Violently anti-Semitic articles have recently appeared in two Rumanian publications, including the Communist Youth League weekly. The French news agency AFP reports from Bucharest that Rumanian Chief Rabbi Moses Rosen believes that these publications “have created a climate” which made possible the fire which recently broke out in a Moldavian synagogue.

The Rumanian authorities said at the time that the fire broke out as a result of a robbery attempt. But Rosen told the French news agency that he “doubted” this explanation. The Chief Rabbi said that in any case, the publication of the anti-Semitic material created a climate which made such acts possible.

The fire which damaged the Bohush Synagogue broke out during the night of October 30-31. Four young men were arrested a few days later and charged with robbery and arson. The news agency correspondent quoted unnamed Jewish and Israeli sources in Bucharest as describing the fire as “an anti-Semitic act.”

The Communist youth weekly recently published a poem describing the arrival in Rumania “of a poor and miserable people. We slashed their throats and hung them on hooks.” The word “Jew” does not appear in the text but it is generally assumed that the poem refers to the 1941 Bucharest pogrom during which three men, including the synagogue’s cantor, were murdered and hung on butcher hooks by neo-fascist partisans of the then dictator, General Ion Antonescu.

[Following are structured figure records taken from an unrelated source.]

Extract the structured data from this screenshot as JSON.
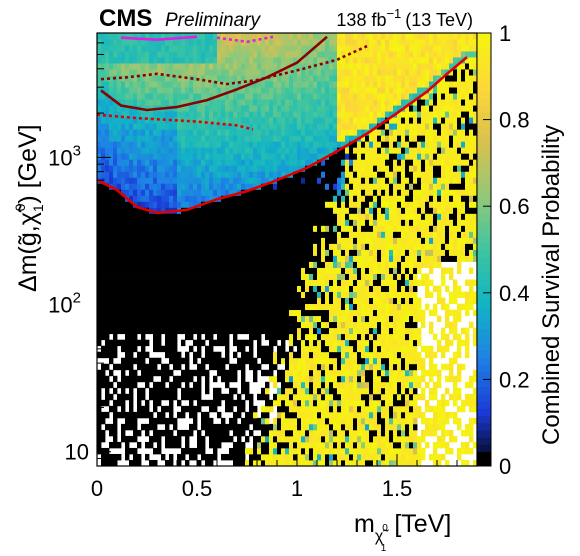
{
  "header": {
    "experiment": "CMS",
    "status": "Preliminary",
    "luminosity_prefix": "138 fb",
    "luminosity_exponent": "−1",
    "energy": "(13 TeV)"
  },
  "chart_data": {
    "type": "heatmap",
    "title": "",
    "xlabel": {
      "main": "m",
      "subscript": "χ̃",
      "subsubscript": "1",
      "subsuperscript": "0",
      "unit": "[TeV]"
    },
    "ylabel": {
      "prefix": "Δm(",
      "gluino": "g̃",
      "sep": ",",
      "neutralino": "χ̃",
      "sub": "1",
      "sup": "0",
      "suffix": ") [GeV]"
    },
    "zlabel": "Combined Survival Probability",
    "x_scale": "linear",
    "y_scale": "log",
    "xlim": [
      0,
      1.9
    ],
    "ylim": [
      8,
      7000
    ],
    "zlim": [
      0,
      1
    ],
    "x_ticks": [
      0,
      0.5,
      1,
      1.5
    ],
    "x_tick_labels": [
      "0",
      "0.5",
      "1",
      "1.5"
    ],
    "y_ticks": [
      10,
      100,
      1000
    ],
    "y_tick_labels": [
      "10",
      "10",
      "10"
    ],
    "y_tick_exponents": [
      "",
      "2",
      "3"
    ],
    "z_ticks": [
      0,
      0.2,
      0.4,
      0.6,
      0.8,
      1
    ],
    "z_tick_labels": [
      "0",
      "0.2",
      "0.4",
      "0.6",
      "0.8",
      "1"
    ],
    "colormap": [
      "#000000",
      "#1a3ad8",
      "#1e82e6",
      "#12b4c4",
      "#3dc5a0",
      "#93c878",
      "#dac04e",
      "#fdd838",
      "#f5f510"
    ],
    "regions": {
      "excluded_black": "low m, up to about 1 TeV and 1.2 TeV in Δm",
      "transition_blue": "band above the black region",
      "high_yellow": "high m and high Δm, survival near 1"
    },
    "contours": [
      {
        "color": "#e00000",
        "style": "solid",
        "points": [
          [
            0,
            700
          ],
          [
            0.1,
            600
          ],
          [
            0.2,
            460
          ],
          [
            0.3,
            420
          ],
          [
            0.45,
            440
          ],
          [
            0.6,
            520
          ],
          [
            0.75,
            590
          ],
          [
            0.9,
            700
          ],
          [
            1.05,
            850
          ],
          [
            1.2,
            1100
          ],
          [
            1.35,
            1450
          ],
          [
            1.5,
            2000
          ],
          [
            1.65,
            2800
          ],
          [
            1.75,
            3700
          ],
          [
            1.85,
            4800
          ]
        ]
      },
      {
        "color": "#e00000",
        "style": "dashed",
        "points": [
          [
            0,
            1950
          ],
          [
            0.1,
            1900
          ],
          [
            0.2,
            1850
          ],
          [
            0.35,
            1800
          ],
          [
            0.5,
            1750
          ],
          [
            0.6,
            1700
          ],
          [
            0.7,
            1650
          ],
          [
            0.78,
            1550
          ]
        ]
      },
      {
        "color": "#8b0000",
        "style": "solid",
        "points": [
          [
            0.02,
            2850
          ],
          [
            0.12,
            2250
          ],
          [
            0.25,
            2100
          ],
          [
            0.4,
            2200
          ],
          [
            0.55,
            2450
          ],
          [
            0.7,
            2900
          ],
          [
            0.85,
            3500
          ],
          [
            1.0,
            4400
          ],
          [
            1.15,
            6600
          ]
        ]
      },
      {
        "color": "#8b0000",
        "style": "dashed",
        "points": [
          [
            0.02,
            3400
          ],
          [
            0.15,
            3500
          ],
          [
            0.3,
            3700
          ],
          [
            0.5,
            3400
          ],
          [
            0.65,
            3150
          ],
          [
            0.8,
            3350
          ],
          [
            1.0,
            3900
          ],
          [
            1.2,
            4600
          ],
          [
            1.35,
            5700
          ]
        ]
      },
      {
        "color": "#e020e0",
        "style": "solid",
        "points": [
          [
            0.12,
            6500
          ],
          [
            0.3,
            6300
          ],
          [
            0.5,
            6600
          ]
        ]
      },
      {
        "color": "#e020e0",
        "style": "dashed",
        "points": [
          [
            0.6,
            6500
          ],
          [
            0.75,
            6100
          ],
          [
            0.88,
            6600
          ]
        ]
      }
    ]
  }
}
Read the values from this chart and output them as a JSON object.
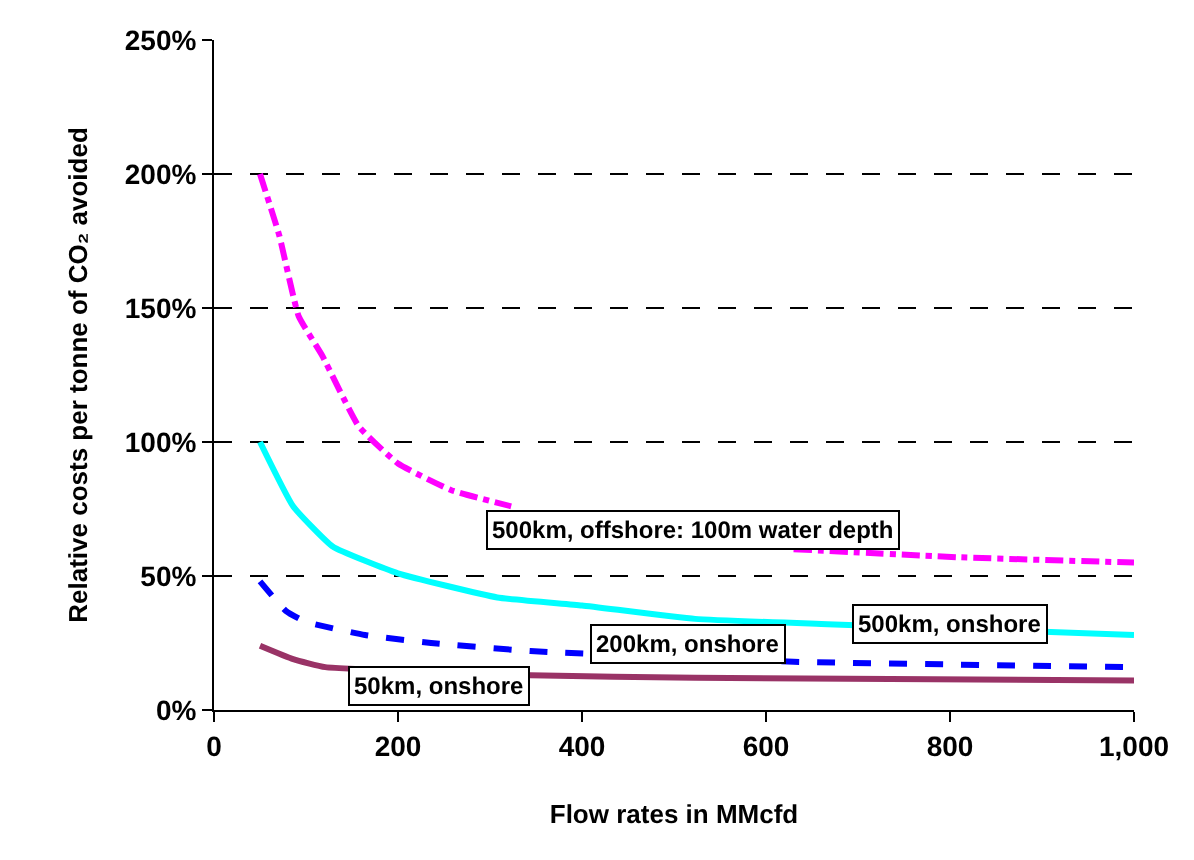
{
  "chart_data": {
    "type": "line",
    "xlabel": "Flow rates in MMcfd",
    "ylabel": "Relative costs per tonne of CO₂ avoided",
    "xlim": [
      0,
      1000
    ],
    "xticks": [
      0,
      200,
      400,
      600,
      800,
      {
        "value": 1000,
        "label": "1,000"
      }
    ],
    "ylim": [
      0,
      250
    ],
    "yticks": [
      {
        "value": 0,
        "label": "0%"
      },
      {
        "value": 50,
        "label": "50%"
      },
      {
        "value": 100,
        "label": "100%"
      },
      {
        "value": 150,
        "label": "150%"
      },
      {
        "value": 200,
        "label": "200%"
      },
      {
        "value": 250,
        "label": "250%"
      }
    ],
    "grid": "y",
    "legend": false,
    "marker": "none",
    "series": [
      {
        "name": "500km, offshore: 100m water depth",
        "color": "#ff00ff",
        "line_style": "dashdot",
        "x": [
          50,
          71,
          92,
          118,
          157,
          200,
          258,
          323,
          400,
          500,
          630,
          809,
          1000
        ],
        "values": [
          200,
          177,
          147,
          132,
          106,
          92,
          82,
          76,
          null,
          null,
          60,
          57,
          55
        ]
      },
      {
        "name": "500km, onshore",
        "color": "#00ffff",
        "line_style": "solid",
        "x": [
          50,
          86,
          129,
          200,
          308,
          400,
          523,
          667,
          1000
        ],
        "values": [
          100,
          76,
          61,
          51,
          42,
          39,
          34,
          32,
          28
        ]
      },
      {
        "name": "200km, onshore",
        "color": "#0000ff",
        "line_style": "dashed",
        "x": [
          50,
          78,
          99,
          164,
          236,
          344,
          630,
          1000
        ],
        "values": [
          48,
          37,
          33,
          28,
          25,
          22,
          18,
          16
        ]
      },
      {
        "name": "50km, onshore",
        "color": "#993366",
        "line_style": "solid",
        "x": [
          50,
          86,
          121,
          344,
          523,
          1000
        ],
        "values": [
          24,
          19,
          16,
          13,
          12,
          11
        ]
      }
    ]
  }
}
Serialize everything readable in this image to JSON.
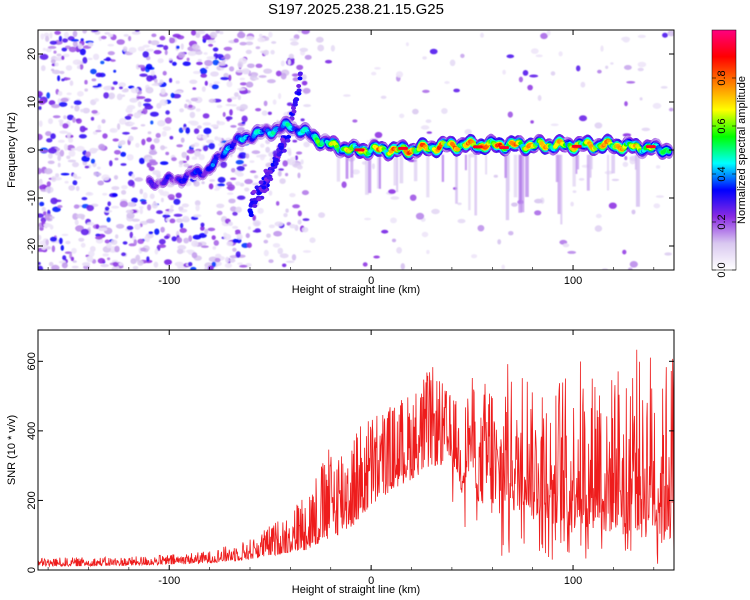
{
  "title": "S197.2025.238.21.15.G25",
  "chart_data": [
    {
      "type": "heatmap",
      "xlabel": "Height of straight line (km)",
      "ylabel": "Frequency (Hz)",
      "xlim": [
        -165,
        150
      ],
      "ylim": [
        -25,
        25
      ],
      "xticks": [
        -100,
        0,
        100
      ],
      "yticks": [
        20,
        10,
        0,
        -10,
        -20
      ],
      "colorbar": {
        "label": "Normalized spectral amplitude",
        "range": [
          0.0,
          1.0
        ],
        "ticks": [
          0.0,
          0.2,
          0.4,
          0.6,
          0.8
        ],
        "tick_labels": [
          "0.0",
          "0.2",
          "0.4",
          "0.6",
          "0.8"
        ],
        "colors": [
          "#ffffff",
          "#d9c8f0",
          "#8a2be2",
          "#0000ff",
          "#00ffff",
          "#00ff00",
          "#ffff00",
          "#ff8000",
          "#ff0000",
          "#ff0080"
        ]
      },
      "signal_track": {
        "x": [
          -110,
          -95,
          -80,
          -70,
          -60,
          -50,
          -40,
          -35,
          -30,
          -20,
          -10,
          0,
          20,
          40,
          60,
          80,
          100,
          120,
          148
        ],
        "freq": [
          -7,
          -6,
          -4,
          1,
          3,
          4,
          5,
          4,
          3,
          1,
          0,
          0,
          0,
          1,
          1,
          1,
          1,
          1,
          0
        ],
        "amplitude": [
          0.3,
          0.35,
          0.4,
          0.45,
          0.5,
          0.5,
          0.55,
          0.5,
          0.6,
          0.7,
          0.75,
          0.8,
          0.9,
          0.85,
          0.9,
          0.85,
          0.8,
          0.9,
          0.6
        ]
      },
      "branch_track": {
        "x": [
          -60,
          -50,
          -40,
          -35
        ],
        "freq": [
          -12,
          -5,
          5,
          15
        ]
      }
    },
    {
      "type": "line",
      "xlabel": "Height of straight line (km)",
      "ylabel": "SNR (10 * v/v)",
      "xlim": [
        -165,
        150
      ],
      "ylim": [
        0,
        690
      ],
      "xticks": [
        -100,
        0,
        100
      ],
      "yticks": [
        0,
        200,
        400,
        600
      ],
      "line_color": "#ee1c1c",
      "envelope": {
        "x": [
          -165,
          -120,
          -100,
          -80,
          -60,
          -40,
          -30,
          -20,
          -10,
          0,
          10,
          20,
          30,
          40,
          50,
          60,
          70,
          80,
          90,
          100,
          110,
          120,
          130,
          140,
          150
        ],
        "baseline": [
          10,
          12,
          15,
          20,
          30,
          50,
          60,
          90,
          120,
          180,
          230,
          260,
          300,
          300,
          280,
          160,
          200,
          180,
          150,
          130,
          130,
          120,
          120,
          100,
          80
        ],
        "peak": [
          35,
          38,
          45,
          55,
          90,
          170,
          260,
          360,
          400,
          460,
          480,
          520,
          590,
          500,
          560,
          600,
          600,
          620,
          580,
          600,
          650,
          600,
          690,
          650,
          670
        ]
      }
    }
  ]
}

The popular weekly “Saptamana” published a “historic” study claiming that the 1941 Iassi pogrom resulted in the death of “only” 500 people while it is generally assumed that between 4,000 to 12,000 died in the mass massacre of the city’s Jews.

Several anti-Semitic articles appeared in the official press four years ago, most of them signed by a poet, Corneliu Vadim Tudor, noted for his close connection with the country’s top leadership. After Rosen protested, Rumanian President Nicolai Ceausescu promised that he would personally “see to it” that this sort of incident did not reoccur.

Ceausescu also promised to stop the publication of the anti-Semitic writings of a 19th-century poet, Eminescu, and formally condemned anti-Semitism and called on the Communist Party to combat it.